I RECENTLY HAD THE PRIVILEGE OF SPEAKING TO A GROUP OF HIGH SCHOOL BOYS. The topic was drug and alcohol use. When I thought about how I would talk with them I decided I didn’t want to just be the mom/parent coach who walked into the room with the usual presentation they may or may not actually hear, I wanted to make an impact.
I began my speech by saying I knew throwing a bunch of statistics at them wasn’t going to impress them because I believe statistics can be manipulated to fit whatever point you’re trying to make (I got several nods in response to this statement). Then I told them I didn’t want to come in with a lecture about drinking because they all have parents who, I’m sure, spend time instructing them on the evils of doing drugs and underage drinking (of course, more nods). And, lastly, I wasn’t going to give a voice to “just say no.”

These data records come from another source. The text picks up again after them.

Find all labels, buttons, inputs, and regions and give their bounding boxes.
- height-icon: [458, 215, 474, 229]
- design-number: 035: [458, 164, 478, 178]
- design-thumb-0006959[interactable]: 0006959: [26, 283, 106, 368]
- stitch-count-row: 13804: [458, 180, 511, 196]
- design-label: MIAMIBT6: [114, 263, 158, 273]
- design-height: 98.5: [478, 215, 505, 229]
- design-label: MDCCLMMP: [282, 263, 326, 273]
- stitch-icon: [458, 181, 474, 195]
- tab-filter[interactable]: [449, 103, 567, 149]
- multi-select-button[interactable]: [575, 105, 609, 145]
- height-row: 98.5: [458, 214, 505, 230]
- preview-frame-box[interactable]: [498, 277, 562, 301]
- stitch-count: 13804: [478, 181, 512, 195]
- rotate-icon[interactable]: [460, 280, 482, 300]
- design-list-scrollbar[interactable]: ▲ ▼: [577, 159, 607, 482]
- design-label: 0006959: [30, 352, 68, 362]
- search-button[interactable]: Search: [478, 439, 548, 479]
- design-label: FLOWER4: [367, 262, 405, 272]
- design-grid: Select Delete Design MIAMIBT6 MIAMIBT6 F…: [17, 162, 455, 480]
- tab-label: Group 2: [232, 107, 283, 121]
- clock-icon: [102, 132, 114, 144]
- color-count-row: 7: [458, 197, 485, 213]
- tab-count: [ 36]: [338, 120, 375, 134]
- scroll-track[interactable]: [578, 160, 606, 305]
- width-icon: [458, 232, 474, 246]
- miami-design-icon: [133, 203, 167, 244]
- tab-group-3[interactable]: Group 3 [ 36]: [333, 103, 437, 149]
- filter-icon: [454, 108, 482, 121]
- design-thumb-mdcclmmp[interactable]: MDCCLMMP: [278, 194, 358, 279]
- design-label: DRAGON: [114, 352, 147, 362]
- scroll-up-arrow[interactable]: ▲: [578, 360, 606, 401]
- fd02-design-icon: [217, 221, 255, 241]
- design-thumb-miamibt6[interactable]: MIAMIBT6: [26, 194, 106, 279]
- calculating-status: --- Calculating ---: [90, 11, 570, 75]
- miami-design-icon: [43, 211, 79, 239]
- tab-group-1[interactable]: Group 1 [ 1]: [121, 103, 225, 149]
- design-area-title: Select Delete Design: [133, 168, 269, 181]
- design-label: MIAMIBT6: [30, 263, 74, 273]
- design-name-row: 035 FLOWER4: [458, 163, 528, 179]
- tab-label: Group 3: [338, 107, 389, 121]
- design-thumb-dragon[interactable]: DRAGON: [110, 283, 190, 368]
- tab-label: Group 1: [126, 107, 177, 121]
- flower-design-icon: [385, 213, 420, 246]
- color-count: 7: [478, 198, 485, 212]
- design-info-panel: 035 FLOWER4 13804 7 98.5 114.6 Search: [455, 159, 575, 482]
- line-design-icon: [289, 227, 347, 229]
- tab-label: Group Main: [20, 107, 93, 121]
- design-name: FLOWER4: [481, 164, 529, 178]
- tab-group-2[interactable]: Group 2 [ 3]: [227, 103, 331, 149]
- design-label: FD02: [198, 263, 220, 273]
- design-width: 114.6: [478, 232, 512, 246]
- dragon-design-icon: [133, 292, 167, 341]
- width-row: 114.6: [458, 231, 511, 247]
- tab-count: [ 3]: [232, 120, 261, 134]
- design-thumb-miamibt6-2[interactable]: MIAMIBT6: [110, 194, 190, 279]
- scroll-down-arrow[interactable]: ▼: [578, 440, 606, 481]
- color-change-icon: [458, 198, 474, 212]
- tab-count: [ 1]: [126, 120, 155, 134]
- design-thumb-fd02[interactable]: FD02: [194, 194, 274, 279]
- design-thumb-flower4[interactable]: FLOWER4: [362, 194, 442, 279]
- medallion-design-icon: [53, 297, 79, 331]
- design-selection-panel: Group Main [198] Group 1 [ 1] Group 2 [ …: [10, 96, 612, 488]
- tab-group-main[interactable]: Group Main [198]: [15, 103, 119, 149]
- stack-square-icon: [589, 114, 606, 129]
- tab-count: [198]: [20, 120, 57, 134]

I shared with them in the only way I thought I might get heard, and that was to boldly tell the story of my experience as the mother of a teenager who began drinking alcohol (coincidentally, at the same age they are right now) as a recreational pass time, but who then fell into addiction by the time he was twenty years old.
That captured their attention.
Many of you know my story, if not you can learn more about it here, but the experience of having a child fall into an addiction to alcohol has deeply changed me. His birth, when I was eighteen, was the other life event that has really shaped who I am today.
I was open and brutally honest with the boys the entire time I spoke . I shared with them my initial denial about my son’s drinking and about how that certainly didn’t help the situation. But, again being transparent, even if I’d been more eyes-open I don’t know if I would have been able to stop the tumble down my son was on.
That’s not an excuse; it’s reality.
He and I had a very close relationship while he was growing up, he would tell you the same thing. But that didn’t stop his addiction from happening.
After I finished sharing my story, I asked the boys to write down on an index card one thing they took away from what I’d shared and one question they had about my experience or about addiction in general. Though I should not have been surprised, I was amazed at the thought-provoking statements and questions they came back with!
Someone in the group wrote, “What is your biggest regret out of everything you told us.”
Of course this made me think.
“Hmmmmm,” I said. “I honestly can’t think of any regret I have about what transpired.”
Do I wish he hadn’t gotten a taste of alcohol so young and become addicted to the way it helped him cope with the stress and challenges in his life during high school? Yes. But I understand why it happened.
Do I wish I’d have listened to my gut when the evidence (smells from his room that were not what I wrote off at the time as “teen boy smells”, missing alcohol from the cabinet, odd sleep patterns) was right in front of my eyes? Yes. Denial can be a powerful parenting obstacle.
Do I wish he would have felt able to come to me sooner and ask for help? Definitely! But, when he was ready, he did come to me and although the experience got much darker before the light, I supported and encouraged him (as I still do today) into what is a healthier version of the teen who inadvertently got addicted to a substance that became his main coping skill.
Regrets in parenting are a waste of time. If you have experienced a personal challenge with your child it’s worth sharing with others so they can learn from your experience; but life is much too short to regret our natural oversights as human beings.
We are parents, not perfect.
We do the best we can with what we know every moment as we raise our children. When we know better, we do better!
If you live with regrets about the way you were parented, or the way you are parenting, STOP. Seek a new approach to developing your most important relationships, don’t waste another moment on “what could have been” or “why didn’t I do this or why didn’t I see this coming?”
My passion and mission in life is to help other parents by speaking, writing, leading workshops, and coaching one-on-one. I don’t do this because I feel as if I’m the perfect parent; I do this because I desperately want to see families become happier, healthier, and more functional. OUR TEENAGERS NEED US.